Aberta ao público a partir de amanhã, mostra no Itaú Cultural, em São Paulo, reúne fotos, filmes, cartas, reportagens e depoimentos sobre uma das mais conhecidas vítimas da ditadura, morto por agentes da repressão em 25 de outubro de 1975
Alessandro Giannini || O Globo / O Segundo Caderno
SÃO PAULO - Vítima do regime militar durante a ditadura, Vladimir Herzog (1937-1975) se tornou um símbolo do combate à repressão e à tortura e da luta por justiça. Jornalista atuante entre as décadas de 1960 e 1970, militou na cultura, área na qual defendia a arte social e popular, e se embrenhou no cinema antes de morrer. Pai de dois filhos, registrou sua vida familiar em
fotos e o contato com os amigos e colaboradores em cartas muito bem escritas. Tanto o ícone quanto o homem estão representados na Ocupação Vladimir Herzog, que começa amanhã no Itaú Cultural, em São Paulo.
— Vou conhecer muito mais o Vladimir Herzog — diz Ivo Herzog, que tinha 9 anos quando o pai morreu, aos 38 anos, em 25 de outubro de 1975. —Grande parte do que vi na exposição, eu ainda não conhecia.
A mostra, que tem curadoria do Itaú Cultural e do Instituto Vladimir Herzog, estabelece um percurso em que o pai de família amoroso, o jornalista dedicado e o aspirante a cineasta aparece em fotos, filmes, cartas, reportagens, depoimentos e elementos audiovisuais. O Caso Herzog, como ficou conhecido o episódio de sua morte nos porões da ditadura, também ganha destaque a partir da exposição de documentos como as suas duas certidões de óbito: uma que traz “suicídio” como causa da morte e outra, emitida anos mais tarde, com “sufocamento por asfixia mecânica” como razão do óbito.
— Tem muita mística em torno do meu pai, mas ele era uma pessoa, um pai de família, também tinha suas imperfeições. A exposição, neste momento, é importante porque humaniza uma referência muito fluida. Ele vai ser conhecido pela palavra escrita e pelo depoimento de outras pessoas que o conheciam como uma figura de grande discernimento e também muito brincalhão —diz Ivo.

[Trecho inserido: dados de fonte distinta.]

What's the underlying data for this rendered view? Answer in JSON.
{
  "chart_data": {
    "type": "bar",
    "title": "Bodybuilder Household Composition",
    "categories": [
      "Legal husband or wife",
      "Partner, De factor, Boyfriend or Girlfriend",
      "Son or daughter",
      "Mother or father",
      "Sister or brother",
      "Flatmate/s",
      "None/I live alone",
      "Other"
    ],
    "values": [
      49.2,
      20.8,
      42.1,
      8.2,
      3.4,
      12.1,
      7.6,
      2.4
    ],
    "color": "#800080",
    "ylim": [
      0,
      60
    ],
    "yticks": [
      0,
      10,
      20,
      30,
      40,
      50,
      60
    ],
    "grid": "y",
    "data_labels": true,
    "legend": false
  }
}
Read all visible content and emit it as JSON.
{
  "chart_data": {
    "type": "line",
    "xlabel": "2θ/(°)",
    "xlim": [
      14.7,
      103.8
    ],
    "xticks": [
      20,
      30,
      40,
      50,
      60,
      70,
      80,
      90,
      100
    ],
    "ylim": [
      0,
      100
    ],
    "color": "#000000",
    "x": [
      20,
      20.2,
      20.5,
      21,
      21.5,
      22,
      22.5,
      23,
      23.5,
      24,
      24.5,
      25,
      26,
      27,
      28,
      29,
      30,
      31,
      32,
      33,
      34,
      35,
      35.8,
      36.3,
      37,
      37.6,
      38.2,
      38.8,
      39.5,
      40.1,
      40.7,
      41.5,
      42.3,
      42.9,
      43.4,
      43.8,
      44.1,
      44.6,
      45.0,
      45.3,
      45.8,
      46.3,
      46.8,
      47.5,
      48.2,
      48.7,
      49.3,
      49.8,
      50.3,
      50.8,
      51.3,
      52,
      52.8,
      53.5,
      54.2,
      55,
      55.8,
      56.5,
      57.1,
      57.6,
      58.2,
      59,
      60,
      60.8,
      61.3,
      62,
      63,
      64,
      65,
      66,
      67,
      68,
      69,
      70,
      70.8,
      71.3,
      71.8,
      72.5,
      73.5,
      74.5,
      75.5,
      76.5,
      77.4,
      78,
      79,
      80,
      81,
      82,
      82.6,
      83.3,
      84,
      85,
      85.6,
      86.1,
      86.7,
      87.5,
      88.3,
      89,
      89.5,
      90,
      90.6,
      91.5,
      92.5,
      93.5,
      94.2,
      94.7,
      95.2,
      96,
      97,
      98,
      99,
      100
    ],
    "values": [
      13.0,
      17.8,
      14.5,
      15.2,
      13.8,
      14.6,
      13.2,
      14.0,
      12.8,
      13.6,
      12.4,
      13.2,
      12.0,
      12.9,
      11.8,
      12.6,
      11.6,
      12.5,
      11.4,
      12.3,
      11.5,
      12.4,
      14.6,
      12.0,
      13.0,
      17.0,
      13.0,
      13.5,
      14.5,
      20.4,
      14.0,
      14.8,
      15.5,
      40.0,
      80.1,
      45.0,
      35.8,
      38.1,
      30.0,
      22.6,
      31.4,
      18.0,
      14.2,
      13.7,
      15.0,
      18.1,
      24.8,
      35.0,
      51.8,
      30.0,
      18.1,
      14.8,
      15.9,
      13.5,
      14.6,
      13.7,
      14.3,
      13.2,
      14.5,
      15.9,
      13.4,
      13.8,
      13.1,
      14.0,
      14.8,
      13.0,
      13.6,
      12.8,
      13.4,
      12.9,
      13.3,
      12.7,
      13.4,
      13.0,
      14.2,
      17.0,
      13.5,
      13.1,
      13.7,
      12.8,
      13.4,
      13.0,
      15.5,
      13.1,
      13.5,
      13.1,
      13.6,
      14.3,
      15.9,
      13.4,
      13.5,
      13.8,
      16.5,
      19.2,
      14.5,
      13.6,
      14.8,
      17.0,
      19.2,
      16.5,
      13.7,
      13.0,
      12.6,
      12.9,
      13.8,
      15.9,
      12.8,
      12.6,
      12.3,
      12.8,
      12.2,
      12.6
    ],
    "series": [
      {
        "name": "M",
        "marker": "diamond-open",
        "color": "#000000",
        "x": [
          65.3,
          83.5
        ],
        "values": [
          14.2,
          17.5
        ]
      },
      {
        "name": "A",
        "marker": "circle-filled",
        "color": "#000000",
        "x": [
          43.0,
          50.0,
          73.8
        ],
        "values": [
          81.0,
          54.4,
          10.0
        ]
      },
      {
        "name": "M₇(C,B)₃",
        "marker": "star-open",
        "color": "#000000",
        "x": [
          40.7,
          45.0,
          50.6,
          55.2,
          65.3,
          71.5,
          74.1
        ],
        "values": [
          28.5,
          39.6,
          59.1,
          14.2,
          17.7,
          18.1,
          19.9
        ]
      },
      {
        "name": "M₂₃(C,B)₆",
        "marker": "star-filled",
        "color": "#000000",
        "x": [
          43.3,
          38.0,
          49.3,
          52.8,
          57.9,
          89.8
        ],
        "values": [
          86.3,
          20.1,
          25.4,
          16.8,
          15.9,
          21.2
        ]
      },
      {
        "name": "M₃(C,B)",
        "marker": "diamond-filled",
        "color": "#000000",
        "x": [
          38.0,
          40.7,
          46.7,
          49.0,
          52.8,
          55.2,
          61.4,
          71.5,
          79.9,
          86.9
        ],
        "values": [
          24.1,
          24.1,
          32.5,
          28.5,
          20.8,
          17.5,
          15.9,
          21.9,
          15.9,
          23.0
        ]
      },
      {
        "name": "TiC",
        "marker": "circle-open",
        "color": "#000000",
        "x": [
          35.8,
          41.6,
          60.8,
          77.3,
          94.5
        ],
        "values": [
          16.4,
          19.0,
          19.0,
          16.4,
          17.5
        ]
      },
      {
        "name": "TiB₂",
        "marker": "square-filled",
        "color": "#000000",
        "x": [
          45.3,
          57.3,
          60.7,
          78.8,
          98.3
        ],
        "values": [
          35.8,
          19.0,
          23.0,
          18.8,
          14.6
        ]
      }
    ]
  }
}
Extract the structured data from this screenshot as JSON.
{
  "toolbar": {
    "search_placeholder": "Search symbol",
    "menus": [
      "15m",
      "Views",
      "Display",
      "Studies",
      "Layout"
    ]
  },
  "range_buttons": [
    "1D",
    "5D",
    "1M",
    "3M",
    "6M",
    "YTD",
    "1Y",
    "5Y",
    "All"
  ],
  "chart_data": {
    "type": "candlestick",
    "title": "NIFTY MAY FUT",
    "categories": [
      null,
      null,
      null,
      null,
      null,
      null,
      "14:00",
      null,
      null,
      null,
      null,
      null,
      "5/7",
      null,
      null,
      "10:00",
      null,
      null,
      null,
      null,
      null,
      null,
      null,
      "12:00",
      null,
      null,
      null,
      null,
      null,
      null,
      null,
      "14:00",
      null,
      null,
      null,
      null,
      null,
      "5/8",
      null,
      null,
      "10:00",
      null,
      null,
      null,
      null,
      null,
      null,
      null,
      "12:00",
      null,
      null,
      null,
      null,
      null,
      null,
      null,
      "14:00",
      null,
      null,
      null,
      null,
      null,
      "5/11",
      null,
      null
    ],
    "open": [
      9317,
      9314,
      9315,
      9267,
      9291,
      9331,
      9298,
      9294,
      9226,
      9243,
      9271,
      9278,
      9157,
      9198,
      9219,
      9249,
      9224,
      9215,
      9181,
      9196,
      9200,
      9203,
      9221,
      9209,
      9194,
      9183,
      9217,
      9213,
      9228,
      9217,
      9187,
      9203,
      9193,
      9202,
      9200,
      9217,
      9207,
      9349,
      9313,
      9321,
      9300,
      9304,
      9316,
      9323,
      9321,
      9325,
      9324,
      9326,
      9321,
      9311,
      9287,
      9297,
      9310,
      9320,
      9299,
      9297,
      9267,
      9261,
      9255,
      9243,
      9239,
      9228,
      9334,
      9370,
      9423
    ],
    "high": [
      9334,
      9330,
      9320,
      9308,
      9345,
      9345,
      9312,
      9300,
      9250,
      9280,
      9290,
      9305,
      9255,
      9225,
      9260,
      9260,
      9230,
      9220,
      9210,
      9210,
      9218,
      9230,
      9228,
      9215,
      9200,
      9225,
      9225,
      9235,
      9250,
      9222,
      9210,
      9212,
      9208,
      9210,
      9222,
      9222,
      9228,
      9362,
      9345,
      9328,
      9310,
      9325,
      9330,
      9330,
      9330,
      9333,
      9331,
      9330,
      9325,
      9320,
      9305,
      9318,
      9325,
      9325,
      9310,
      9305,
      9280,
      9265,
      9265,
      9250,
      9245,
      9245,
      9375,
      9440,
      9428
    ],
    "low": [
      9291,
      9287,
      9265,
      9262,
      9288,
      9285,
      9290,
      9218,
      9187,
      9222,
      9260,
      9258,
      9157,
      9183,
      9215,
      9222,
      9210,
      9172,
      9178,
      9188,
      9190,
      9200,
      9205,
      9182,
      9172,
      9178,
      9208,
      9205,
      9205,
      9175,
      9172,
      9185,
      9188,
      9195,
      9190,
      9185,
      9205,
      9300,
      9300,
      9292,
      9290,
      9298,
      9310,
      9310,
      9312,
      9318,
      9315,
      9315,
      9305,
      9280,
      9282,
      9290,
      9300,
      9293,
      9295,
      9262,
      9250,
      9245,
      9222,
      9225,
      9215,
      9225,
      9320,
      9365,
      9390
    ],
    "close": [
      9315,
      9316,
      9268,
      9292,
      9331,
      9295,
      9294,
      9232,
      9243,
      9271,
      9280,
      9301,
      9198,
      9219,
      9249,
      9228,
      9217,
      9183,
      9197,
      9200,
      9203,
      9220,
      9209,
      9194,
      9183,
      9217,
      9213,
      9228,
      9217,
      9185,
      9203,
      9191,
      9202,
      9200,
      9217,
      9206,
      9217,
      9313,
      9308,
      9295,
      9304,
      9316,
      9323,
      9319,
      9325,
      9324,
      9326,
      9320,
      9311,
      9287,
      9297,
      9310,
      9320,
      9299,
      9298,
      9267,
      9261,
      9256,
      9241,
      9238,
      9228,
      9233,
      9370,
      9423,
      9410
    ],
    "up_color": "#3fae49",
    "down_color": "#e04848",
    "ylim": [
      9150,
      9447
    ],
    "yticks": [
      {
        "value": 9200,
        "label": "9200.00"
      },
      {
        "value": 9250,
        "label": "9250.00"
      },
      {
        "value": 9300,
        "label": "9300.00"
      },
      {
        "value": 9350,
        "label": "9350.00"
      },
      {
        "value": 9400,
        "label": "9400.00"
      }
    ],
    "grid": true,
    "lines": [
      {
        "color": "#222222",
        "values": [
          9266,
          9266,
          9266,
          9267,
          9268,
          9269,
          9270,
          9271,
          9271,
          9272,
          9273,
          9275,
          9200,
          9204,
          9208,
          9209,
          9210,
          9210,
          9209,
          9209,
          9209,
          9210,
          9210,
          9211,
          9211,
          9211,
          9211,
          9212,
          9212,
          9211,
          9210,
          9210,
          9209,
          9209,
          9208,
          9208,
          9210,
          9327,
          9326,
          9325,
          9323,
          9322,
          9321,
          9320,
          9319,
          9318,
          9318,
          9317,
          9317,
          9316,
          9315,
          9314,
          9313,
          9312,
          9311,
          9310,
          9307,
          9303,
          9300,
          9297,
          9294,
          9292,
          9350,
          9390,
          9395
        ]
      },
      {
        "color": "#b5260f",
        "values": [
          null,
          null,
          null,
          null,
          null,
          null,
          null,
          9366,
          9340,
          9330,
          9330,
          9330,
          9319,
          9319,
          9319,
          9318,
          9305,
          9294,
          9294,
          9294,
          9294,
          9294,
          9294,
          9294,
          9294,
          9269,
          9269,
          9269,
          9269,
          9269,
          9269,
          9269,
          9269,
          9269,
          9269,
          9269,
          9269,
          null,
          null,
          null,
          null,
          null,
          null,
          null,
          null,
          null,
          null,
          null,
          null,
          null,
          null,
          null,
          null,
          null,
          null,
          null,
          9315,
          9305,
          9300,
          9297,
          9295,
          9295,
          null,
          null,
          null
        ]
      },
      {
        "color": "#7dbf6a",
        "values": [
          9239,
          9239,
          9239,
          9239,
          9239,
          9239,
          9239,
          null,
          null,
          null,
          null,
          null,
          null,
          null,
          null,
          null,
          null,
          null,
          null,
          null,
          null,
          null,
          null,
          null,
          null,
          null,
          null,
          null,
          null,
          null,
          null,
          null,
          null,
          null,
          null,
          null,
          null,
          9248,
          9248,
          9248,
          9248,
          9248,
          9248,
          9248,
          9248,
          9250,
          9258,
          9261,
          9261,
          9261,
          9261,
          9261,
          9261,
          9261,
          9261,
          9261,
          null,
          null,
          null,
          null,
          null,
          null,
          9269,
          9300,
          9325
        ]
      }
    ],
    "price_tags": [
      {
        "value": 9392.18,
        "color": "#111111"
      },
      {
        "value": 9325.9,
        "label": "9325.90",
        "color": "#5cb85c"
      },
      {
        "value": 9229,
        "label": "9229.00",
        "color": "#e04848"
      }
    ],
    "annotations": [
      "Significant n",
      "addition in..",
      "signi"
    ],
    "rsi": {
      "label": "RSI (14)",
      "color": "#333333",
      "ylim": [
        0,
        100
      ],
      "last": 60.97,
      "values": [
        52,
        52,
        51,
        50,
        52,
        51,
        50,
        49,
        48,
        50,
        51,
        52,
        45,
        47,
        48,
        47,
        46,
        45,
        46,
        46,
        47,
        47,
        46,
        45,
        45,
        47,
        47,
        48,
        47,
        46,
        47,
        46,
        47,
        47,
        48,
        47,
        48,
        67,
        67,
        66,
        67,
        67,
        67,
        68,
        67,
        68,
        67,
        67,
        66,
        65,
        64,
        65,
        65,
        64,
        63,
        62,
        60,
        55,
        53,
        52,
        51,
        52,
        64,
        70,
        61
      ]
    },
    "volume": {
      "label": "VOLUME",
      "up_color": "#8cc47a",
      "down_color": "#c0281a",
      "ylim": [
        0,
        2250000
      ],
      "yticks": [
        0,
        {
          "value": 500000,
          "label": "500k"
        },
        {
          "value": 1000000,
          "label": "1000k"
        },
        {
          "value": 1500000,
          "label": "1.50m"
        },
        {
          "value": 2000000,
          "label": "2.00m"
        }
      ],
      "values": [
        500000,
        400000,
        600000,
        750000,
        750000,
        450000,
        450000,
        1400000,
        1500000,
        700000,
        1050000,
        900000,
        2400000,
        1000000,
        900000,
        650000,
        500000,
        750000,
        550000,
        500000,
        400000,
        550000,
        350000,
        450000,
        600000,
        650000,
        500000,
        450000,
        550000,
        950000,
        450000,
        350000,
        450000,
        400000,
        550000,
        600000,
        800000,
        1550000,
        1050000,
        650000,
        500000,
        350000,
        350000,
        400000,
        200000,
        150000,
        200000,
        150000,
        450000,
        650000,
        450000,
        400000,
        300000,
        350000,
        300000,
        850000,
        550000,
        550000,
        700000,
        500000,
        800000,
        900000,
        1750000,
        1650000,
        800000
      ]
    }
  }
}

Após o assassinato nas dependências do Destacamento de Operações de Informação — Centro de Operações de Defesa Interna (DOI-Codi), em São Paulo, as imagens de Herzog sem vida ganharam repercussão internacional e ficaram impressas no imaginário de uma época. Produzidas por agentes da repressão para dar a impressão de suicídio, foram desmentidas ao longo de anos de uma batalha judicial que terminou apenas em 2018, quando a Comissão Interamericana de Direitos Humanos da Organização dos Estados Americanos (CIDH/OEA) anunciou a condenação do Estado brasileiro pela omissão na apuração do assassinato.
FUGA DO ANTISSEMITISMO
Nascido em 27 de junho de 1937, em Osijek, na Iugoslávia (atual Croácia), Vlado (nome de batismo, adaptado depois para Vladimir) Herzog chegou a São Paulo com a sua família aos 10 anos para escapar do antissemitismo na Europa. Ele se naturalizou brasileiro, formou-se em Filosofia pela Universidade de São Paulo (USP), tornou-se jornalista, editor, professor e se casou com Clarice, com quem teve os filhos Ivo e André.
Apaixonado pelo cinema, Herzog tinha em seu currículo o documentário “Marimbás” (1960), feito como trabalho de conclusão de um curso, e se preparava para seu primeiro grande projeto, outro filme, sobre Canudos e Antônio Conselheiro. A mostra exibe os roteiros dos dois trabalhos.
— Clarice, viúva do Vlado, disse que o marido estava pronto para ser cineasta quando morreu — diz Claudiney Ferreira, gerente do Núcleo de Audiovisual e Literatura do Itaú Cultural. — Naquele momento, além de um novo projeto jornalístico para a TV Cultura, ele trabalhava na pesquisa e elaboração do roteiro do novo filme.